🤖 AI Summary
This study investigates how self-supervised speech models implicitly encode phonological and morphological inflectional variation between English nouns and verbs when recognizing spoken words under natural noise. Challenging the conventional assumption that models rely on explicit linguistic units, we propose an analytical framework based on a variant of S3M, integrating speech representation probing with linear geometric structure analysis. Results reveal that internal model representations exhibit a robust global linear structure: base forms and their regular inflected variants (e.g., *walk*/*walks*, *cat*/*cats*) are mapped to collinear vectors in embedding space. This geometric regularity persists under noisy conditions, indicating that the model acquires lexical regularities without dedicated phonological or morphological modules. To our knowledge, this is the first work to uncover interpretable, inflectionally aligned geometric representations in self-supervised speech models—providing novel evidence for speech–language joint modeling.
📝 Abstract
Self-supervised speech models can be trained to efficiently recognize spoken words in naturalistic, noisy environments. However, we do not understand the types of linguistic representations these models use to accomplish this task. To address this question, we study how S3M variants optimized for word recognition represent phonological and morphological phenomena in frequent English noun and verb inflections. We find that their representations exhibit a global linear geometry which can be used to link English nouns and verbs to their regular inflected forms.

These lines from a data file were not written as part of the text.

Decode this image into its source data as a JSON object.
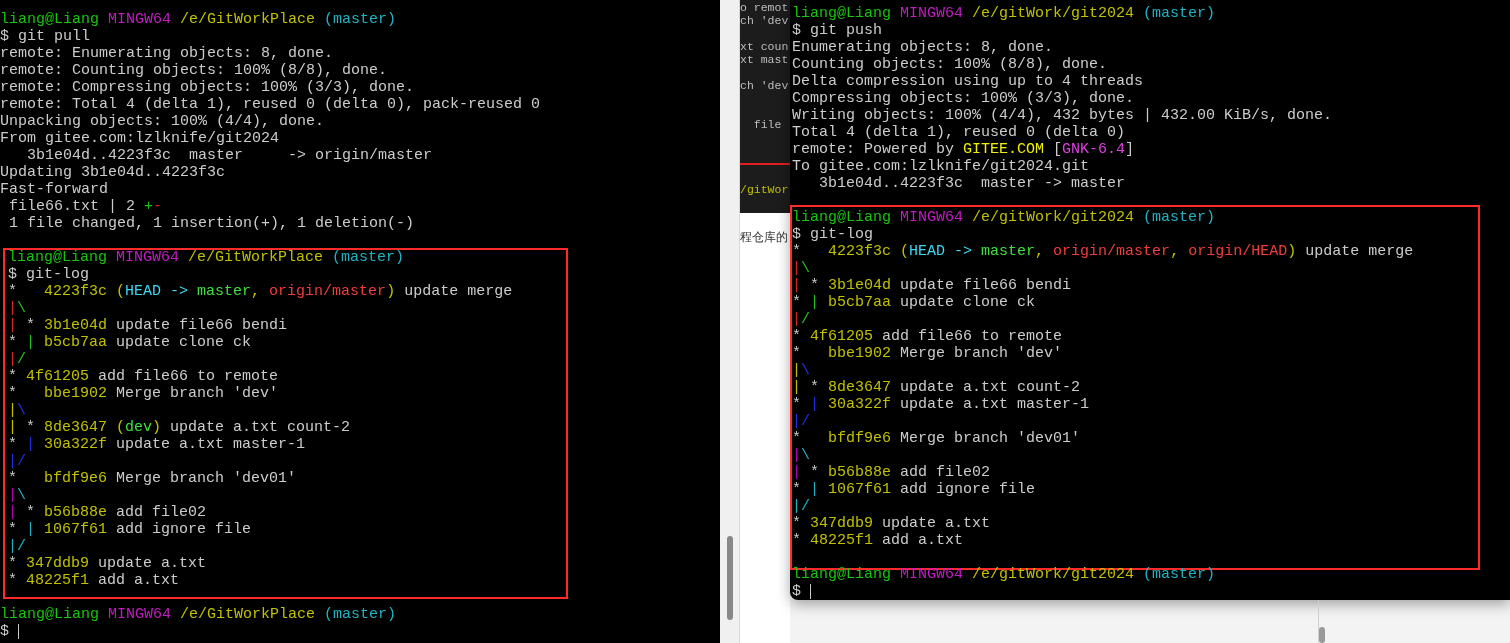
{
  "left_terminal": {
    "blocks": [
      {
        "highlighted": false,
        "lines": [
          {
            "kind": "text",
            "segments": [
              {
                "kind": "user",
                "text": "liang@Liang"
              },
              {
                "kind": "system",
                "text": " MINGW64"
              },
              {
                "kind": "path",
                "text": " /e/GitWorkPlace"
              },
              {
                "kind": "branch",
                "text": " (master)"
              }
            ]
          },
          {
            "kind": "text",
            "segments": [
              {
                "kind": "plain",
                "text": "$ git pull"
              }
            ]
          },
          {
            "kind": "text",
            "segments": [
              {
                "kind": "plain",
                "text": "remote: Enumerating objects: 8, done."
              }
            ]
          },
          {
            "kind": "text",
            "segments": [
              {
                "kind": "plain",
                "text": "remote: Counting objects: 100% (8/8), done."
              }
            ]
          },
          {
            "kind": "text",
            "segments": [
              {
                "kind": "plain",
                "text": "remote: Compressing objects: 100% (3/3), done."
              }
            ]
          },
          {
            "kind": "text",
            "segments": [
              {
                "kind": "plain",
                "text": "remote: Total 4 (delta 1), reused 0 (delta 0), pack-reused 0"
              }
            ]
          },
          {
            "kind": "text",
            "segments": [
              {
                "kind": "plain",
                "text": "Unpacking objects: 100% (4/4), done."
              }
            ]
          },
          {
            "kind": "text",
            "segments": [
              {
                "kind": "plain",
                "text": "From gitee.com:lzlknife/git2024"
              }
            ]
          },
          {
            "kind": "text",
            "segments": [
              {
                "kind": "plain",
                "text": "   3b1e04d..4223f3c  master     -> origin/master"
              }
            ]
          },
          {
            "kind": "text",
            "segments": [
              {
                "kind": "plain",
                "text": "Updating 3b1e04d..4223f3c"
              }
            ]
          },
          {
            "kind": "text",
            "segments": [
              {
                "kind": "plain",
                "text": "Fast-forward"
              }
            ]
          },
          {
            "kind": "text",
            "segments": [
              {
                "kind": "plain",
                "text": " file66.txt | 2 "
              },
              {
                "kind": "plus",
                "text": "+"
              },
              {
                "kind": "minus",
                "text": "-"
              }
            ]
          },
          {
            "kind": "text",
            "segments": [
              {
                "kind": "plain",
                "text": " 1 file changed, 1 insertion(+), 1 deletion(-)"
              }
            ]
          },
          {
            "kind": "blank"
          }
        ]
      },
      {
        "highlighted": true,
        "lines": [
          {
            "kind": "text",
            "segments": [
              {
                "kind": "user",
                "text": "liang@Liang"
              },
              {
                "kind": "system",
                "text": " MINGW64"
              },
              {
                "kind": "path",
                "text": " /e/GitWorkPlace"
              },
              {
                "kind": "branch",
                "text": " (master)"
              }
            ]
          },
          {
            "kind": "text",
            "segments": [
              {
                "kind": "plain",
                "text": "$ git-log"
              }
            ]
          },
          {
            "kind": "text",
            "segments": [
              {
                "kind": "plain",
                "text": "*   "
              },
              {
                "kind": "hash",
                "text": "4223f3c"
              },
              {
                "kind": "hash",
                "text": " ("
              },
              {
                "kind": "head",
                "text": "HEAD -> "
              },
              {
                "kind": "local",
                "text": "master"
              },
              {
                "kind": "hash",
                "text": ", "
              },
              {
                "kind": "remote",
                "text": "origin/master"
              },
              {
                "kind": "hash",
                "text": ")"
              },
              {
                "kind": "plain",
                "text": " update merge"
              }
            ]
          },
          {
            "kind": "text",
            "segments": [
              {
                "kind": "graph-red",
                "text": "|"
              },
              {
                "kind": "graph-green",
                "text": "\\"
              }
            ]
          },
          {
            "kind": "text",
            "segments": [
              {
                "kind": "graph-red",
                "text": "|"
              },
              {
                "kind": "plain",
                "text": " * "
              },
              {
                "kind": "hash",
                "text": "3b1e04d"
              },
              {
                "kind": "plain",
                "text": " update file66 bendi"
              }
            ]
          },
          {
            "kind": "text",
            "segments": [
              {
                "kind": "plain",
                "text": "* "
              },
              {
                "kind": "graph-green",
                "text": "|"
              },
              {
                "kind": "hash",
                "text": " b5cb7aa"
              },
              {
                "kind": "plain",
                "text": " update clone ck"
              }
            ]
          },
          {
            "kind": "text",
            "segments": [
              {
                "kind": "graph-red",
                "text": "|"
              },
              {
                "kind": "graph-green",
                "text": "/"
              }
            ]
          },
          {
            "kind": "text",
            "segments": [
              {
                "kind": "plain",
                "text": "* "
              },
              {
                "kind": "hash",
                "text": "4f61205"
              },
              {
                "kind": "plain",
                "text": " add file66 to remote"
              }
            ]
          },
          {
            "kind": "text",
            "segments": [
              {
                "kind": "plain",
                "text": "*   "
              },
              {
                "kind": "hash",
                "text": "bbe1902"
              },
              {
                "kind": "plain",
                "text": " Merge branch 'dev'"
              }
            ]
          },
          {
            "kind": "text",
            "segments": [
              {
                "kind": "graph-yellow",
                "text": "|"
              },
              {
                "kind": "graph-blue",
                "text": "\\"
              }
            ]
          },
          {
            "kind": "text",
            "segments": [
              {
                "kind": "graph-yellow",
                "text": "|"
              },
              {
                "kind": "plain",
                "text": " * "
              },
              {
                "kind": "hash",
                "text": "8de3647"
              },
              {
                "kind": "hash",
                "text": " ("
              },
              {
                "kind": "local",
                "text": "dev"
              },
              {
                "kind": "hash",
                "text": ")"
              },
              {
                "kind": "plain",
                "text": " update a.txt count-2"
              }
            ]
          },
          {
            "kind": "text",
            "segments": [
              {
                "kind": "plain",
                "text": "* "
              },
              {
                "kind": "graph-blue",
                "text": "|"
              },
              {
                "kind": "hash",
                "text": " 30a322f"
              },
              {
                "kind": "plain",
                "text": " update a.txt master-1"
              }
            ]
          },
          {
            "kind": "text",
            "segments": [
              {
                "kind": "graph-blue",
                "text": "|/"
              }
            ]
          },
          {
            "kind": "text",
            "segments": [
              {
                "kind": "plain",
                "text": "*   "
              },
              {
                "kind": "hash",
                "text": "bfdf9e6"
              },
              {
                "kind": "plain",
                "text": " Merge branch 'dev01'"
              }
            ]
          },
          {
            "kind": "text",
            "segments": [
              {
                "kind": "graph-magenta",
                "text": "|"
              },
              {
                "kind": "graph-cyan",
                "text": "\\"
              }
            ]
          },
          {
            "kind": "text",
            "segments": [
              {
                "kind": "graph-magenta",
                "text": "|"
              },
              {
                "kind": "plain",
                "text": " * "
              },
              {
                "kind": "hash",
                "text": "b56b88e"
              },
              {
                "kind": "plain",
                "text": " add file02"
              }
            ]
          },
          {
            "kind": "text",
            "segments": [
              {
                "kind": "plain",
                "text": "* "
              },
              {
                "kind": "graph-cyan",
                "text": "|"
              },
              {
                "kind": "hash",
                "text": " 1067f61"
              },
              {
                "kind": "plain",
                "text": " add ignore file"
              }
            ]
          },
          {
            "kind": "text",
            "segments": [
              {
                "kind": "graph-cyan",
                "text": "|/"
              }
            ]
          },
          {
            "kind": "text",
            "segments": [
              {
                "kind": "plain",
                "text": "* "
              },
              {
                "kind": "hash",
                "text": "347ddb9"
              },
              {
                "kind": "plain",
                "text": " update a.txt"
              }
            ]
          },
          {
            "kind": "text",
            "segments": [
              {
                "kind": "plain",
                "text": "* "
              },
              {
                "kind": "hash",
                "text": "48225f1"
              },
              {
                "kind": "plain",
                "text": " add a.txt"
              }
            ]
          }
        ]
      },
      {
        "highlighted": false,
        "lines": [
          {
            "kind": "blank"
          },
          {
            "kind": "text",
            "segments": [
              {
                "kind": "user",
                "text": "liang@Liang"
              },
              {
                "kind": "system",
                "text": " MINGW64"
              },
              {
                "kind": "path",
                "text": " /e/GitWorkPlace"
              },
              {
                "kind": "branch",
                "text": " (master)"
              }
            ]
          },
          {
            "kind": "input",
            "segments": [
              {
                "kind": "plain",
                "text": "$"
              }
            ]
          }
        ]
      }
    ]
  },
  "background_window": {
    "lines": [
      {
        "kind": "text",
        "segments": [
          {
            "kind": "dim",
            "text": "o remot"
          }
        ]
      },
      {
        "kind": "text",
        "segments": [
          {
            "kind": "dim",
            "text": "ch 'dev"
          }
        ]
      },
      {
        "kind": "blank"
      },
      {
        "kind": "text",
        "segments": [
          {
            "kind": "dim",
            "text": "xt coun"
          }
        ]
      },
      {
        "kind": "text",
        "segments": [
          {
            "kind": "dim",
            "text": "xt mast"
          }
        ]
      },
      {
        "kind": "blank"
      },
      {
        "kind": "text",
        "segments": [
          {
            "kind": "dim",
            "text": "ch 'dev"
          }
        ]
      },
      {
        "kind": "blank"
      },
      {
        "kind": "blank"
      },
      {
        "kind": "text",
        "segments": [
          {
            "kind": "dim",
            "text": "  file"
          }
        ]
      },
      {
        "kind": "blank"
      },
      {
        "kind": "blank"
      },
      {
        "kind": "rule"
      },
      {
        "kind": "blank"
      },
      {
        "kind": "text",
        "segments": [
          {
            "kind": "path",
            "text": "/gitWor"
          }
        ]
      }
    ]
  },
  "background_page": {
    "text": "程仓库的"
  },
  "right_terminal": {
    "blocks": [
      {
        "highlighted": false,
        "lines": [
          {
            "kind": "text",
            "segments": [
              {
                "kind": "user",
                "text": "liang@Liang"
              },
              {
                "kind": "system",
                "text": " MINGW64"
              },
              {
                "kind": "path",
                "text": " /e/gitWork/git2024"
              },
              {
                "kind": "branch",
                "text": " (master)"
              }
            ]
          },
          {
            "kind": "text",
            "segments": [
              {
                "kind": "plain",
                "text": "$ git push"
              }
            ]
          },
          {
            "kind": "text",
            "segments": [
              {
                "kind": "plain",
                "text": "Enumerating objects: 8, done."
              }
            ]
          },
          {
            "kind": "text",
            "segments": [
              {
                "kind": "plain",
                "text": "Counting objects: 100% (8/8), done."
              }
            ]
          },
          {
            "kind": "text",
            "segments": [
              {
                "kind": "plain",
                "text": "Delta compression using up to 4 threads"
              }
            ]
          },
          {
            "kind": "text",
            "segments": [
              {
                "kind": "plain",
                "text": "Compressing objects: 100% (3/3), done."
              }
            ]
          },
          {
            "kind": "text",
            "segments": [
              {
                "kind": "plain",
                "text": "Writing objects: 100% (4/4), 432 bytes | 432.00 KiB/s, done."
              }
            ]
          },
          {
            "kind": "text",
            "segments": [
              {
                "kind": "plain",
                "text": "Total 4 (delta 1), reused 0 (delta 0)"
              }
            ]
          },
          {
            "kind": "text",
            "segments": [
              {
                "kind": "plain",
                "text": "remote: Powered by "
              },
              {
                "kind": "brand",
                "text": "GITEE.COM"
              },
              {
                "kind": "plain",
                "text": " ["
              },
              {
                "kind": "version",
                "text": "GNK-6.4"
              },
              {
                "kind": "plain",
                "text": "]"
              }
            ]
          },
          {
            "kind": "text",
            "segments": [
              {
                "kind": "plain",
                "text": "To gitee.com:lzlknife/git2024.git"
              }
            ]
          },
          {
            "kind": "text",
            "segments": [
              {
                "kind": "plain",
                "text": "   3b1e04d..4223f3c  master -> master"
              }
            ]
          },
          {
            "kind": "blank"
          }
        ]
      },
      {
        "highlighted": true,
        "lines": [
          {
            "kind": "text",
            "segments": [
              {
                "kind": "user",
                "text": "liang@Liang"
              },
              {
                "kind": "system",
                "text": " MINGW64"
              },
              {
                "kind": "path",
                "text": " /e/gitWork/git2024"
              },
              {
                "kind": "branch",
                "text": " (master)"
              }
            ]
          },
          {
            "kind": "text",
            "segments": [
              {
                "kind": "plain",
                "text": "$ git-log"
              }
            ]
          },
          {
            "kind": "text",
            "segments": [
              {
                "kind": "plain",
                "text": "*   "
              },
              {
                "kind": "hash",
                "text": "4223f3c"
              },
              {
                "kind": "hash",
                "text": " ("
              },
              {
                "kind": "head",
                "text": "HEAD -> "
              },
              {
                "kind": "local",
                "text": "master"
              },
              {
                "kind": "hash",
                "text": ", "
              },
              {
                "kind": "remote",
                "text": "origin/master"
              },
              {
                "kind": "hash",
                "text": ", "
              },
              {
                "kind": "remote",
                "text": "origin/HEAD"
              },
              {
                "kind": "hash",
                "text": ")"
              },
              {
                "kind": "plain",
                "text": " update merge"
              }
            ]
          },
          {
            "kind": "text",
            "segments": [
              {
                "kind": "graph-red",
                "text": "|"
              },
              {
                "kind": "graph-green",
                "text": "\\"
              }
            ]
          },
          {
            "kind": "text",
            "segments": [
              {
                "kind": "graph-red",
                "text": "|"
              },
              {
                "kind": "plain",
                "text": " * "
              },
              {
                "kind": "hash",
                "text": "3b1e04d"
              },
              {
                "kind": "plain",
                "text": " update file66 bendi"
              }
            ]
          },
          {
            "kind": "text",
            "segments": [
              {
                "kind": "plain",
                "text": "* "
              },
              {
                "kind": "graph-green",
                "text": "|"
              },
              {
                "kind": "hash",
                "text": " b5cb7aa"
              },
              {
                "kind": "plain",
                "text": " update clone ck"
              }
            ]
          },
          {
            "kind": "text",
            "segments": [
              {
                "kind": "graph-red",
                "text": "|"
              },
              {
                "kind": "graph-green",
                "text": "/"
              }
            ]
          },
          {
            "kind": "text",
            "segments": [
              {
                "kind": "plain",
                "text": "* "
              },
              {
                "kind": "hash",
                "text": "4f61205"
              },
              {
                "kind": "plain",
                "text": " add file66 to remote"
              }
            ]
          },
          {
            "kind": "text",
            "segments": [
              {
                "kind": "plain",
                "text": "*   "
              },
              {
                "kind": "hash",
                "text": "bbe1902"
              },
              {
                "kind": "plain",
                "text": " Merge branch 'dev'"
              }
            ]
          },
          {
            "kind": "text",
            "segments": [
              {
                "kind": "graph-yellow",
                "text": "|"
              },
              {
                "kind": "graph-blue",
                "text": "\\"
              }
            ]
          },
          {
            "kind": "text",
            "segments": [
              {
                "kind": "graph-yellow",
                "text": "|"
              },
              {
                "kind": "plain",
                "text": " * "
              },
              {
                "kind": "hash",
                "text": "8de3647"
              },
              {
                "kind": "plain",
                "text": " update a.txt count-2"
              }
            ]
          },
          {
            "kind": "text",
            "segments": [
              {
                "kind": "plain",
                "text": "* "
              },
              {
                "kind": "graph-blue",
                "text": "|"
              },
              {
                "kind": "hash",
                "text": " 30a322f"
              },
              {
                "kind": "plain",
                "text": " update a.txt master-1"
              }
            ]
          },
          {
            "kind": "text",
            "segments": [
              {
                "kind": "graph-blue",
                "text": "|/"
              }
            ]
          },
          {
            "kind": "text",
            "segments": [
              {
                "kind": "plain",
                "text": "*   "
              },
              {
                "kind": "hash",
                "text": "bfdf9e6"
              },
              {
                "kind": "plain",
                "text": " Merge branch 'dev01'"
              }
            ]
          },
          {
            "kind": "text",
            "segments": [
              {
                "kind": "graph-magenta",
                "text": "|"
              },
              {
                "kind": "graph-cyan",
                "text": "\\"
              }
            ]
          },
          {
            "kind": "text",
            "segments": [
              {
                "kind": "graph-magenta",
                "text": "|"
              },
              {
                "kind": "plain",
                "text": " * "
              },
              {
                "kind": "hash",
                "text": "b56b88e"
              },
              {
                "kind": "plain",
                "text": " add file02"
              }
            ]
          },
          {
            "kind": "text",
            "segments": [
              {
                "kind": "plain",
                "text": "* "
              },
              {
                "kind": "graph-cyan",
                "text": "|"
              },
              {
                "kind": "hash",
                "text": " 1067f61"
              },
              {
                "kind": "plain",
                "text": " add ignore file"
              }
            ]
          },
          {
            "kind": "text",
            "segments": [
              {
                "kind": "graph-cyan",
                "text": "|/"
              }
            ]
          },
          {
            "kind": "text",
            "segments": [
              {
                "kind": "plain",
                "text": "* "
              },
              {
                "kind": "hash",
                "text": "347ddb9"
              },
              {
                "kind": "plain",
                "text": " update a.txt"
              }
            ]
          },
          {
            "kind": "text",
            "segments": [
              {
                "kind": "plain",
                "text": "* "
              },
              {
                "kind": "hash",
                "text": "48225f1"
              },
              {
                "kind": "plain",
                "text": " add a.txt"
              }
            ]
          },
          {
            "kind": "blank"
          }
        ]
      },
      {
        "highlighted": false,
        "lines": [
          {
            "kind": "text",
            "segments": [
              {
                "kind": "user",
                "text": "liang@Liang"
              },
              {
                "kind": "system",
                "text": " MINGW64"
              },
              {
                "kind": "path",
                "text": " /e/gitWork/git2024"
              },
              {
                "kind": "branch",
                "text": " (master)"
              }
            ]
          },
          {
            "kind": "input",
            "segments": [
              {
                "kind": "plain",
                "text": "$"
              }
            ]
          }
        ]
      }
    ]
  }
}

This geometric structure does not directly track phonological or morphological units. Instead, it tracks the regular distributional relationships linking many word pairs in the English lexicon -- often, but not always, due to morphological inflection. These findings point to candidate representational strategies that may support human spoken word recognition, challenging the presumed necessity of distinct linguistic representations of phonology and morphology.